Bref, six mois après, je rencontrais à nouveau le célèbre architecte et je faisais l’achat des plans de ce nouveau bateau… auquel il fallait trouver un nom. Un nom qui « sonne » bien et qui rappelle celui du Corsaire. Dans Corsaire, il y a Corse ! Voilà donc tout simplement l’origine du nom d’après Jean-Jacques HERBULOT lui-même. Le bateau s’appellera le « Cap Corse », et sera à l’origine d’une lignée de voiliers, tous conçus pour la construction amateur à l’unité, tels les Cap-Horn, Cap-Vert et autres « Cap » dont j’ai oublié les noms.

Petite anecdote : au cours de cette dernière visite, en me remettant les plans du CAP CORSE, Jean-Jacques HERBULOT s’est posé la question de la numérotation des plans. Voici la scène :

  • Jean-Jacques HERBULOT : On ne va pas commencer au chiffre 1… !
  • Moi : Eh bien, à partir de 100, 101, etc…
  • Jean-Jacques HERBULOT : Ça, c’est un peu excessif, disons 50…
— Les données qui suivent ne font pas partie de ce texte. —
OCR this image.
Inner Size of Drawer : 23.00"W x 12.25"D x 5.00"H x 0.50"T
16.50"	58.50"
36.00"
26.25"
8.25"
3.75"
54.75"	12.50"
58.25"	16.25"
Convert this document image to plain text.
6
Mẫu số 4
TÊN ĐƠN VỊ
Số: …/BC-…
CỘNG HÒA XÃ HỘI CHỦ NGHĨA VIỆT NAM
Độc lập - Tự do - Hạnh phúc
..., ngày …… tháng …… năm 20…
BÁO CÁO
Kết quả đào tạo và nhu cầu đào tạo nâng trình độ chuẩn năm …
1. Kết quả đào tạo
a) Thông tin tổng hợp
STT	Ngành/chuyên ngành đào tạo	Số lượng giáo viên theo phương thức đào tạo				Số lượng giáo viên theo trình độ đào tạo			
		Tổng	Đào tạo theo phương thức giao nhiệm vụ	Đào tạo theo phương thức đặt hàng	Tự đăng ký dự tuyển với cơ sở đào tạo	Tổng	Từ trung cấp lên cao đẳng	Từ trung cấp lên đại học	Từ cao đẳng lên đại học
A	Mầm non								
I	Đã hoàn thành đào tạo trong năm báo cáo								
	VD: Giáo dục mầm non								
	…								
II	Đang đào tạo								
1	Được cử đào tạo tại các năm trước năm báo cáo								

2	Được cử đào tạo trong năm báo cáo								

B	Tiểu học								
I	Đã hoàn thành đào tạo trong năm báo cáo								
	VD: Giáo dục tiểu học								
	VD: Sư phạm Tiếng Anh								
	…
C’est ainsi que le plan qu’il m’a remis et que j’ai conservé, porte le numéro 50 ! C’est le premier plan commercialisé du CAP CORSE.

J’ai, commencé la construction de mon CAP CORSE dans ma chambre (en plein hiver), gérant comme je le pouvais l’encombrement des panneaux de contre-plaqué de 2,25m X 1,50m que l’on découpait, à l’époque, avec une petite « scie de voleur » de 15 cm de long (les scies électriques étaient rares). Il me fallait passer sous la table-établi, les couples et les gabarits pour rejoindre mon lit…! La sciure de bois et le désordre de la chambre ont entraîné très rapidement la femme de ménage à déclarer forfait ! Travaillant donc dans ces conditions précaires, d’autres Cap Corse ont vu le jour avant le mien. »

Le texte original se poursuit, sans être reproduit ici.